Oriented strand boards are made from small industrial chips (shavings, coarse sawdust) bonded with various resins. This resin itself is a strong antiseptic that slowly evaporates over a period of years. Therefore, the walls of a wooden house covered with such a slab are less susceptible to putrefactive bacteria and fungi.

OSB is inexpensive, weighs little and has some moisture resistance (about 10%), which can be increased by using special impregnations.

Drywall

A material made of cardboard walls impregnated with gypsum during the drying process, and with a gypsum layer between them.

Flexible, non-flammable, non-toxic, light in weight. Easy to install, does not require drilling with special drills - with a little effort it is pierced with an ordinary awl, after which it is fastened with self-tapping screws using a regular screwdriver.

Fiberboard, or fibreboard (hardboard)

The material is environmentally friendly, as it consists of small wood waste compressed and bonded with adhesives or resins. Has a perfectly smooth surface on at least one side. Cheap, dense, resistant to mechanical stress, easy to install.

Plywood

Durable natural material, inexpensive and easy to install. Its main disadvantages – flammability and fear of water – are easily mitigated by special impregnations. It is better to use birch plywood, which is denser, for finishing.

How to level walls in a wooden house from the inside using plaster


Fig.1
Plaster is applied to thin wooden panels fixed directly to the walls of the house. (Fig. 1) Or on an artificially made small sheathing.
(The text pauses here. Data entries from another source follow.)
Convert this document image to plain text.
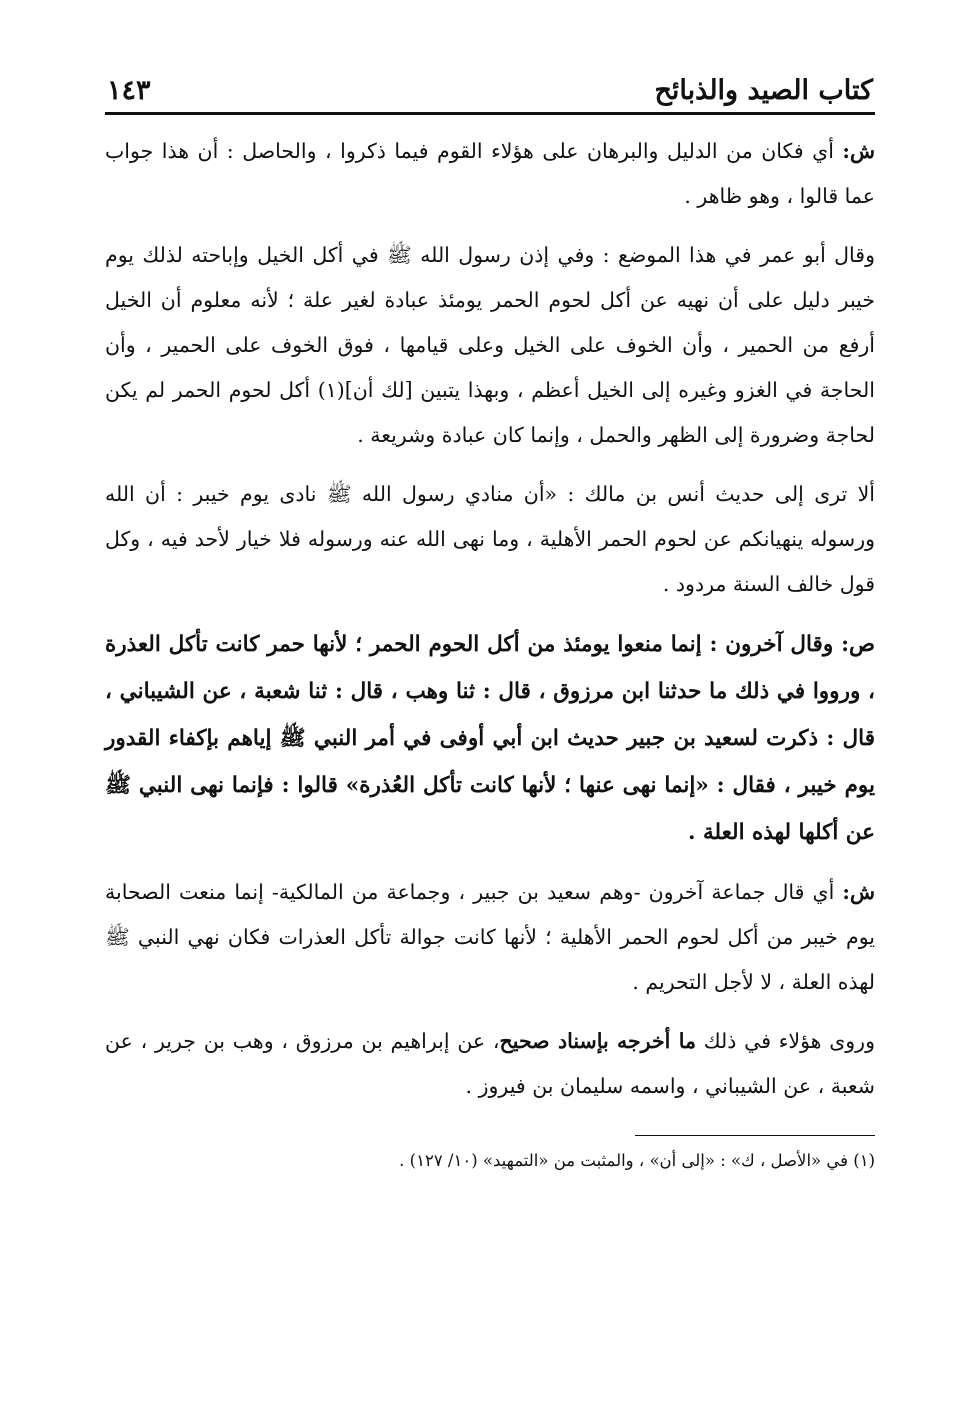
كتاب الصيد والذبائح
١٤٣

ش: أي فكان من الدليل والبرهان على هؤلاء القوم فيما ذكروا ، والحاصل : أن هذا جواب عما قالوا ، وهو ظاهر .

وقال أبو عمر في هذا الموضع : وفي إذن رسول الله ﷺ في أكل الخيل وإباحته لذلك يوم خيبر دليل على أن نهيه عن أكل لحوم الحمر يومئذ عبادة لغير علة ؛ لأنه معلوم أن الخيل أرفع من الحمير ، وأن الخوف على الخيل وعلى قيامها ، فوق الخوف على الحمير ، وأن الحاجة في الغزو وغيره إلى الخيل أعظم ، وبهذا يتبين [لك أن](١) أكل لحوم الحمر لم يكن لحاجة وضرورة إلى الظهر والحمل ، وإنما كان عبادة وشريعة .

ألا ترى إلى حديث أنس بن مالك : «أن منادي رسول الله ﷺ نادى يوم خيبر : أن الله ورسوله ينهيانكم عن لحوم الحمر الأهلية ، وما نهى الله عنه ورسوله فلا خيار لأحد فيه ، وكل قول خالف السنة مردود .

ص: وقال آخرون : إنما منعوا يومئذ من أكل الحوم الحمر ؛ لأنها حمر كانت تأكل العذرة ، ورووا في ذلك ما حدثنا ابن مرزوق ، قال : ثنا وهب ، قال : ثنا شعبة ، عن الشيباني ، قال : ذكرت لسعيد بن جبير حديث ابن أبي أوفى في أمر النبي ﷺ إياهم بإكفاء القدور يوم خيبر ، فقال : «إنما نهى عنها ؛ لأنها كانت تأكل العُذرة» قالوا : فإنما نهى النبي ﷺ عن أكلها لهذه العلة .

ش: أي قال جماعة آخرون -وهم سعيد بن جبير ، وجماعة من المالكية- إنما منعت الصحابة يوم خيبر من أكل لحوم الحمر الأهلية ؛ لأنها كانت جوالة تأكل العذرات فكان نهي النبي ﷺ لهذه العلة ، لا لأجل التحريم .

وروى هؤلاء في ذلك ما أخرجه بإسناد صحيح، عن إبراهيم بن مرزوق ، وهب بن جرير ، عن شعبة ، عن الشيباني ، واسمه سليمان بن فيروز .

(١) في «الأصل ، ك» : «إلى أن» ، والمثبت من «التمهيد» (١٠/ ١٢٧) .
Or on plasterboard, plywood, OSB, etc. To prevent the plaster from cracking and crumbling during the inevitable movements of the walls as a result of seasonal swelling or drying of the wood, the sheathing must be “floating”.

Walls made from “wild” timber, that is, from natural, non-glued timber, are not plastered! Because when they shrink and dry out, they behave in the most unpredictable way!

Plaster with special mixtures sold in stores, or with a homemade composition based on cement and fine sand with the addition of silicate or PVA adhesives.

Sheathing nuances

Next, we cover the walls with plasterboard in a wooden house. This can be done using self-tapping screws. You need to start from the bottom. If the length of the plasterboard sheet is not sufficient to cover the height of the wall, no problem. In such a situation, we cut off part of the piece from the new sheet and install it in place. Please note that the fastening of adjacent plasterboard sheets must be done in a staggered manner, offset.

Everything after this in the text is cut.